Thailand's drug authorities are fully supportive of the development of SH in a bid to meet the urgency for inexpensive AIDS drugs, according to Luo Shide, the inventor of SH and a professor at the Kunming Institute of Botany under the Chinese Academy of Sciences.


Developing SH


Luo has been researching AIDS medicine based on the combination of TCM theories and modern chemical techniques since the late 1980s, after he returned to China from Germany.


His method is to first determine and purify the vital elements of herbal plants recorded by classic TCM books that treat poisons, and then to combine them into dozens of TCM prescriptions. In the end, some of these prescriptions proved effective in significantly reducing HIV levels.


Luo said his research has not been done at the molecular level, however. It is still difficult to make sure exactly what a single herbal plant's chemical content is, let alone a compound consisting of 20 plants.


He did not receive any government or company's financial support on his work for the first eight years.


"At that time, it was widely considered that HIV/AIDS was not a big problem for China. And anyway, no one believed TCM could be really used to treat HIV/AIDS," Luo said.


In 1998, Luo's research made some major progress and the achievement was posted in his institute's newspaper.


"A visiting Thai public health official found the report and immediately contacted me," Luo said.


The Thailand Government decided to finance Luo's research and offer the necessary equipment for clinical trials to take place.


In China, encouraged by TCM's potential to treat AIDS, China's health authorities have launched a program to offer free TCM-based treatments to AIDS sufferers.


So far, the program, chaired by Wei, covers 2,300 patients across five Chinese provinces. The number may double over next year.

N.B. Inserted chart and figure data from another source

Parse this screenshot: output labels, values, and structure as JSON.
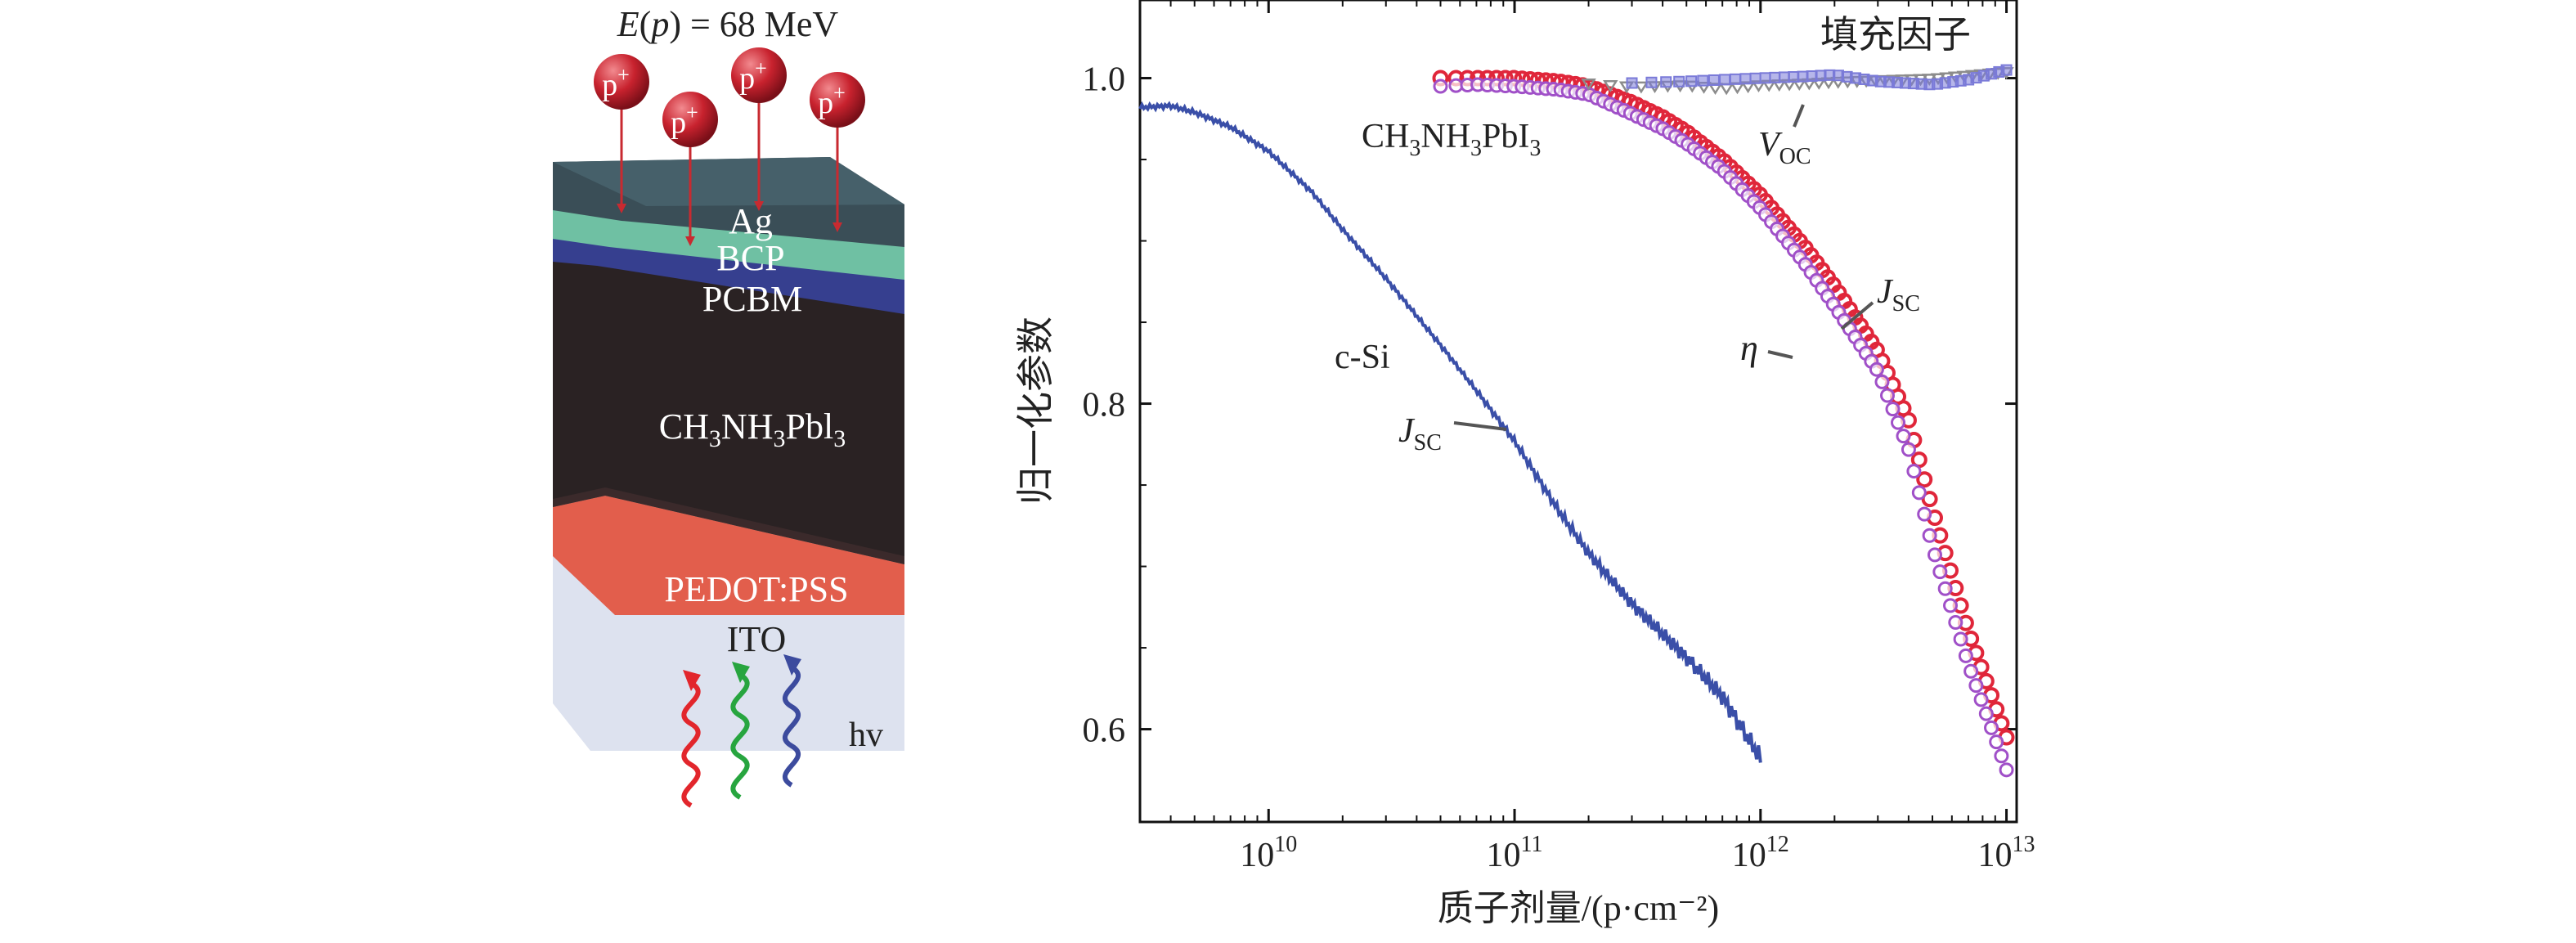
{
  "device": {
    "beam_label_prefix": "E",
    "beam_label_arg": "p",
    "beam_label_value": " = 68 MeV",
    "proton_symbol": "p",
    "proton_charge": "+",
    "proton_count": 4,
    "layers": [
      {
        "name": "Ag",
        "color": "#3a4e57"
      },
      {
        "name": "BCP",
        "color": "#6fc0a3"
      },
      {
        "name": "PCBM",
        "color": "#363f8f"
      },
      {
        "name": "CH3NH3Pbl3",
        "color": "#2a2223"
      },
      {
        "name": "PEDOT:PSS",
        "color": "#e25e4c"
      },
      {
        "name": "ITO",
        "color": "#dde2ef"
      }
    ],
    "light_label": "hv",
    "light_colors": [
      "#e2262c",
      "#27a53f",
      "#3c4b9e"
    ]
  },
  "chart_data": {
    "type": "scatter",
    "title": "",
    "xlabel": "质子剂量/(p·cm⁻²)",
    "ylabel": "归一化参数",
    "xscale": "log",
    "xlim": [
      3000000000.0,
      11000000000000.0
    ],
    "ylim": [
      0.543,
      1.048
    ],
    "x_ticks": [
      10000000000.0,
      100000000000.0,
      1000000000000.0,
      10000000000000.0
    ],
    "x_tick_labels": [
      {
        "base": "10",
        "exp": "10"
      },
      {
        "base": "10",
        "exp": "11"
      },
      {
        "base": "10",
        "exp": "12"
      },
      {
        "base": "10",
        "exp": "13"
      }
    ],
    "y_ticks": [
      0.6,
      0.8,
      1.0
    ],
    "y_tick_labels": [
      "0.6",
      "0.8",
      "1.0"
    ],
    "colors": {
      "csi": "#3a4fa8",
      "jsc": "#e0263a",
      "eta": "#a050c8",
      "voc": "#8c8c8c",
      "ff": "#7a7ad8"
    },
    "series": [
      {
        "key": "csi_jsc",
        "style": "line",
        "x": [
          3000000000.0,
          4000000000.0,
          5000000000.0,
          7000000000.0,
          10000000000.0,
          15000000000.0,
          20000000000.0,
          30000000000.0,
          50000000000.0,
          70000000000.0,
          100000000000.0,
          150000000000.0,
          200000000000.0,
          300000000000.0,
          500000000000.0,
          700000000000.0,
          1000000000000.0
        ],
        "y": [
          0.982,
          0.983,
          0.979,
          0.97,
          0.955,
          0.93,
          0.907,
          0.877,
          0.836,
          0.808,
          0.777,
          0.735,
          0.708,
          0.677,
          0.644,
          0.62,
          0.582
        ]
      },
      {
        "key": "perov_jsc",
        "style": "marker",
        "x": [
          50000000000.0,
          70000000000.0,
          100000000000.0,
          150000000000.0,
          200000000000.0,
          300000000000.0,
          400000000000.0,
          500000000000.0,
          700000000000.0,
          1000000000000.0,
          1500000000000.0,
          2000000000000.0,
          3000000000000.0,
          4000000000000.0,
          5000000000000.0,
          7000000000000.0,
          10000000000000.0
        ],
        "y": [
          1.0,
          1.0,
          1.0,
          0.998,
          0.995,
          0.985,
          0.976,
          0.967,
          0.95,
          0.928,
          0.897,
          0.872,
          0.832,
          0.79,
          0.735,
          0.66,
          0.595
        ]
      },
      {
        "key": "perov_eta",
        "style": "marker",
        "x": [
          50000000000.0,
          70000000000.0,
          100000000000.0,
          150000000000.0,
          200000000000.0,
          300000000000.0,
          400000000000.0,
          500000000000.0,
          700000000000.0,
          1000000000000.0,
          1500000000000.0,
          2000000000000.0,
          3000000000000.0,
          4000000000000.0,
          5000000000000.0,
          7000000000000.0,
          10000000000000.0
        ],
        "y": [
          0.995,
          0.996,
          0.995,
          0.993,
          0.99,
          0.978,
          0.969,
          0.96,
          0.944,
          0.92,
          0.887,
          0.86,
          0.82,
          0.772,
          0.712,
          0.64,
          0.575
        ]
      },
      {
        "key": "perov_voc",
        "style": "marker",
        "x": [
          200000000000.0,
          300000000000.0,
          500000000000.0,
          700000000000.0,
          1000000000000.0,
          1500000000000.0,
          2000000000000.0,
          3000000000000.0,
          5000000000000.0,
          7000000000000.0,
          10000000000000.0
        ],
        "y": [
          0.997,
          0.995,
          0.996,
          0.994,
          0.996,
          0.997,
          0.998,
          0.999,
          1.0,
          1.002,
          1.004
        ]
      },
      {
        "key": "perov_ff",
        "style": "marker",
        "x": [
          300000000000.0,
          500000000000.0,
          700000000000.0,
          1000000000000.0,
          1500000000000.0,
          2000000000000.0,
          3000000000000.0,
          5000000000000.0,
          7000000000000.0,
          10000000000000.0
        ],
        "y": [
          0.997,
          0.998,
          0.999,
          1.0,
          1.001,
          1.002,
          0.998,
          0.996,
          0.999,
          1.005
        ]
      }
    ],
    "annotations": {
      "perovskite_label": {
        "parts": [
          "CH",
          "3",
          "NH",
          "3",
          "PbI",
          "3"
        ]
      },
      "csi_label": "c-Si",
      "jsc_main": "J",
      "jsc_sub": "SC",
      "voc_main": "V",
      "voc_sub": "OC",
      "eta": "η",
      "ff_label": "填充因子"
    }
  }
}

The Ministry of Health estimates there were 840,000 HIV/AIDS patients in China in 2003. Experts warn that without effective control measures, the number of HIV carriers may exceed 10 million by 2010.


Challenges remain


Despite the promises, David Ho at New York-based Rockefeller University and the inventor of cocktail therapy, said there was no compelling evidence published in internationally recognized journals that TCM actually enhances immunity.


"I see no reason why TCM would not have some benefits for the immune system or for stopping the spread of HIV. But these claims must be supported by scientific studies. Too few of them have been done properly," Ho says.


Wei and Jin say they have not published their clinical reports in international journals, partly because it is difficult to explain TCM in Western scientific jargon.


They also say their medicines are so far better at improving immunity than directly stopping disease progression.


Luo said TCM may not be powerful enough to kill the virus because many vital elements may be lost during the traditional processing methods.


Luo said some purification work has been done in the United States to insure better purification of active ingredients of TCM. Jin said her company has been negotiating with the World Health Organization and another South Asian country to perform wider clinical research there.


"Based on our current very limited knowledge of TCM at the molecular level, it is impossible for TCM to pass the evaluation process of the US Food and Drug Administration and the European Union's drug authorities," Jin said.


There are still few regulations on using traditional Chinese medicine to treat HIV/AIDS. Any search on the Internet for TCM and AIDS will come up with dozens of websites claiming effective treatments. Even Ke'aite is sold online, yet this is still undergoing clinical trials.


Wei admitted there was little national standardization in using TCM to treat AIDS. "To solve the problem, there should be some official indices to evaluate the true effects of TCM," Wei says.